The most recent protests apparently have arisen in response to the killing of an ethnic Mongolian herder by a coal driver who was ethnic Han. Tensions are high not just because of ethnic elements, but because of social and economics elements (the person killed was a herder, from a socioeconomic background of someone who may not have benefited generally as much from China’s recent economic development as someone with skills to drive a truck). There may also be tensions arising between communities regarding how much those who benefit from mining should compensate those who suffer most from environment damages that arise from such activities.
In any case, the government appears to be taking the right actions, seeking calm.
The Strait Times repoted:
THE top political leader of China’s vast northern region of Inner Mongolia had a meeting with local students in a bid to placate public anger, state media reported, after the hit-and-run death of a herder sparked six days of protests by ethnic Mongolians.
In the first response from the ruling Party to the demonstrations, Inner Mongolia’s Communist Party chief Hu Chunhua told students and teachers on Friday he was representing the government to seek their views on the situation and said’public anger has been immense’.

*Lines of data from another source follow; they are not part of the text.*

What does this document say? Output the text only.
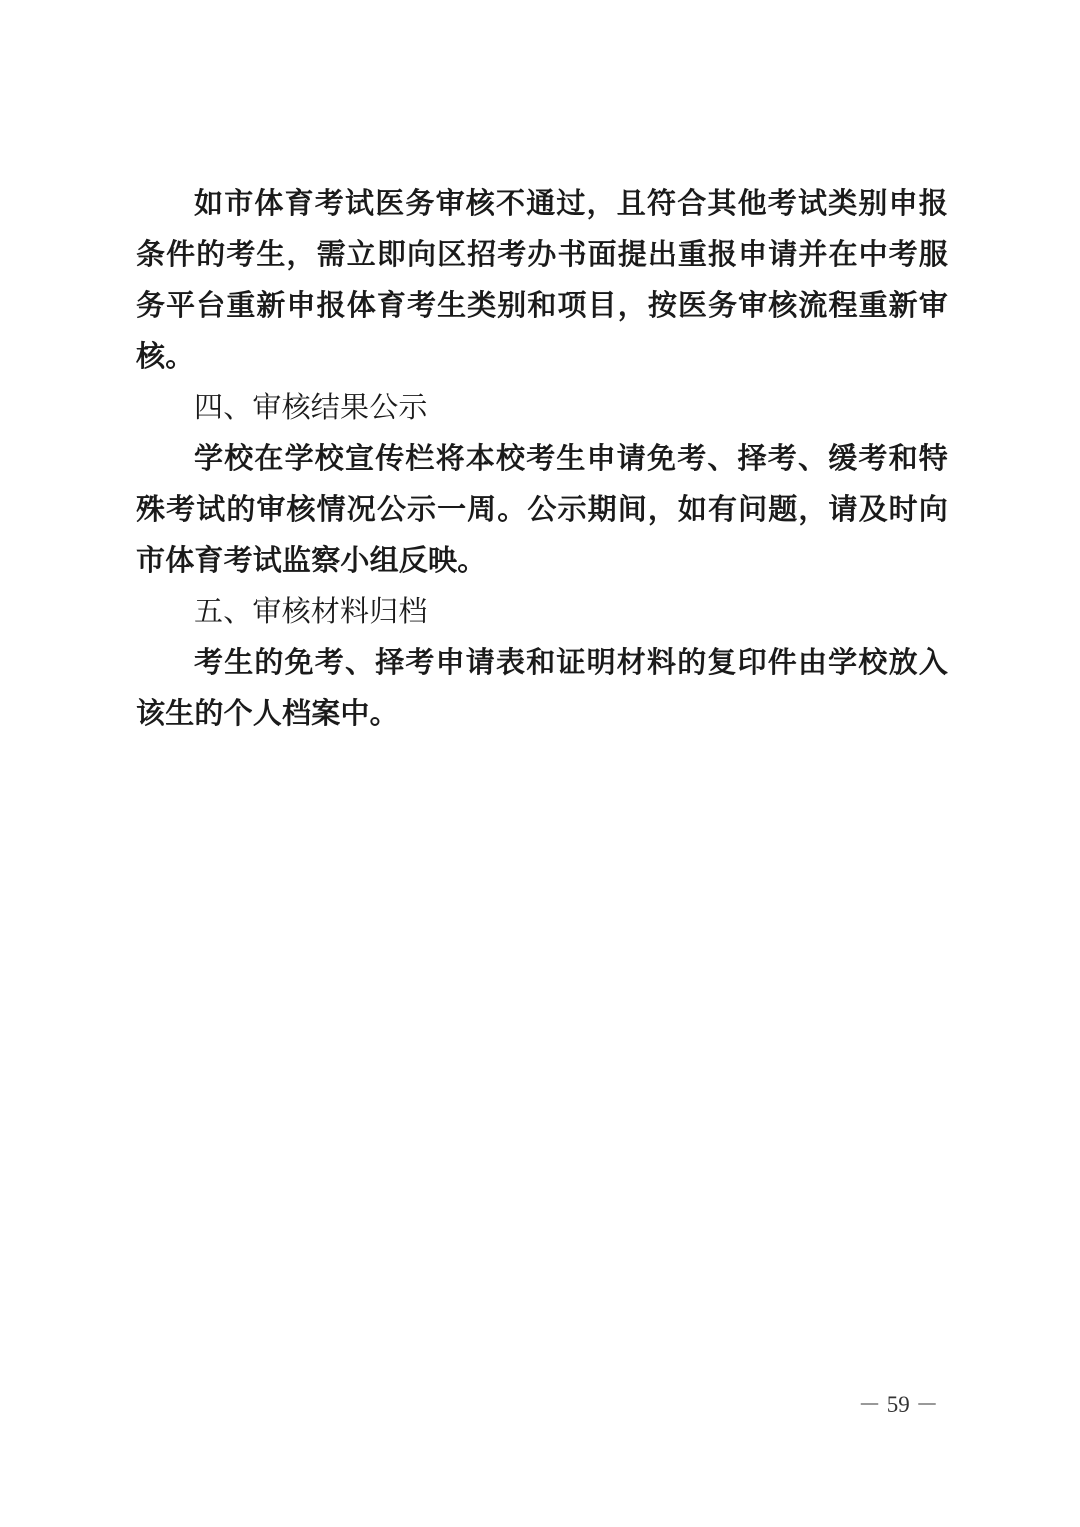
如市体育考试医务审核不通过，且符合其他考试类别申报条件的考生，需立即向区招考办书面提出重报申请并在中考服务平台重新申报体育考生类别和项目，按医务审核流程重新审核。

四、审核结果公示

学校在学校宣传栏将本校考生申请免考、择考、缓考和特殊考试的审核情况公示一周。公示期间，如有问题，请及时向市体育考试监察小组反映。

五、审核材料归档

考生的免考、择考申请表和证明材料的复印件由学校放入该生的个人档案中。

－ 59 －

‘Please be assured, teachers and students, that the suspects … will be punished severely and quickly, so that the … rights of victims and their families can be resolutely safeguarded,’ the Inner Mongolian Daily cited Mr Hu as saying.
The xinjiang riots of a few years ago arose in large part from ethnic rumors and innuendos of a factory brawl in Shaoguan (fanned in part by outside forces).
This is not time for inflaming tensions, or the urging government to leave a vacuum. This is time for government to step in and take an active role to lead and preserve peace.